Instant pandemonium ensued. I have been variously accused of:
- costing the Council £300,000 per annum and jeopardising transport for 900 pupils,
- endangering the future of home to school bus services
- costing the council £400,000 or £1,600,000 per annum,
- making a fuss despite having no kids myself
- making a fuss despite no disabled kids having complained about their segregation,
- negatively impacting families across the county
- stopping school transport for all post-16 students
- or even all students
- and thus risking consequent environmental and financial costs, and
- causing budgetary problems for the Council’s obligations towards vulnerable people.
Rather than work towards running accessible vehicles and thus complying with both the letter and the spirit of the law, the Council have decided to get around the accessibility regulations by stopping charging pupils for spare seats. I think this is reprehensible.
North Yorkshire Council are the architects of their problem. As they openly state in their report on the subject:
Past practice is that the Council does not set out to procure accessible vehicles for mainstream home to school transport. There is no specific obligation to do so, and
transport needs for entitled pupils requiring accessible vehicles are met through
bespoke arrangements. When services are put out to tender, operators are then free
to offer accessible or non-accessible vehicles with contracts awarded on the basis of
the lowest cost to the Council (subject to meeting minimum quality standards).
The Council have therefore been quite content to run inaccessible buses, thus segregating disabled kids, and have made no effort whatsoever to provide unsegregated accessible school transport. They are subject to the Public Sector Equality Duty under section 149 of the Equality Act 2010, which obliges them to have due regard in all their public functions for the need to:
- eliminate discrimination, harassment, victimisation and any other conduct that is prohibited by or under the Equality Act;
- advance equality of opportunity between disabled people and non-disabled people; and
- foster good relations between disabled people and non-disabled people, including the need to
- tackle prejudice, and
- promote understanding.
I don’t see how unquestioningly segregating disabled kids in special buses, away from their peers, could be considered to comply with this duty.
The Council decided to stop charging anybody for home-to-school transport for this year, taking the financial hit, while lobbying Government for “clarification” or “change” of the law. They will then review the situation at the end of the year, with:
options including permanently waiving charges or ceasing to providing transport for non-entitled mainstream pupils unless and until operators are able to provide accessible vehicles at an affordable cost to the Council.
Or they could do what they should have been doing all along: obliging their public transport providers to provide accessible vehicles in accordance with their legal obligations. I.e. North Yorkshire County Council could enforce the existing term in their school transport providers’ contracts:
The Supplier shall ensure that Vehicles shall comply with all relevant requirements of law relating to construction (including the Equality Act 2010 and the Public Service Vehicle Accessibility Regulations 2000), equipment and use and shall ensure that the Vehicles are properly taxed, tested, licensed and insured, and where a Vehicle does not meet any element of these requirements then this would be considered a material breach of Agreement under clause 12.2.
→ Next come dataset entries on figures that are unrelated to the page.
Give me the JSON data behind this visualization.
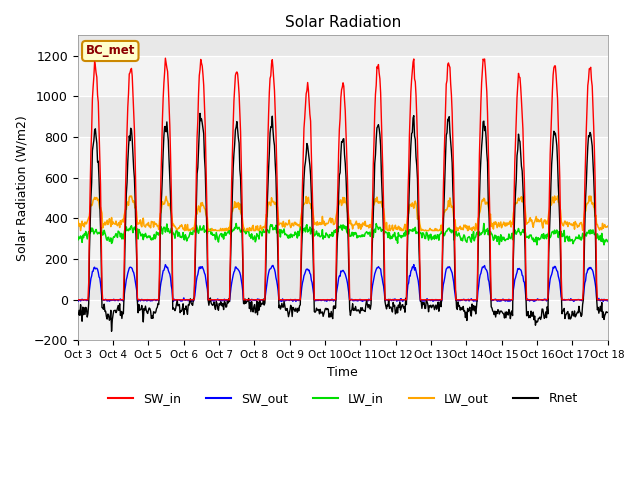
{
  "title": "Solar Radiation",
  "ylabel": "Solar Radiation (W/m2)",
  "xlabel": "Time",
  "ylim": [
    -200,
    1300
  ],
  "yticks": [
    -200,
    0,
    200,
    400,
    600,
    800,
    1000,
    1200
  ],
  "x_tick_labels": [
    "Oct 3",
    "Oct 4",
    "Oct 5",
    "Oct 6",
    "Oct 7",
    "Oct 8",
    "Oct 9",
    "Oct 10",
    "Oct 11",
    "Oct 12",
    "Oct 13",
    "Oct 14",
    "Oct 15",
    "Oct 16",
    "Oct 17",
    "Oct 18"
  ],
  "colors": {
    "SW_in": "#ff0000",
    "SW_out": "#0000ff",
    "LW_in": "#00dd00",
    "LW_out": "#ffa500",
    "Rnet": "#000000"
  },
  "legend_label": "BC_met",
  "legend_bg": "#ffffcc",
  "legend_border": "#cc8800",
  "n_days": 15,
  "bg_color": "#e8e8e8",
  "grid_color": "#ffffff"
}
I make no apology for taking action to ensure the Council and its officials complies with its criminal law obligation to ensure school buses are accessible to disabled pupils. I suggest other councils take note.
The Right to Ride
All disabled people are asking for, as the saying goes, is To Boldly Go Where All Others Have Gone Before.
The legislation is there for a reason. We have the Right to Ride on school and rail replacement buses, just as much as anybody else.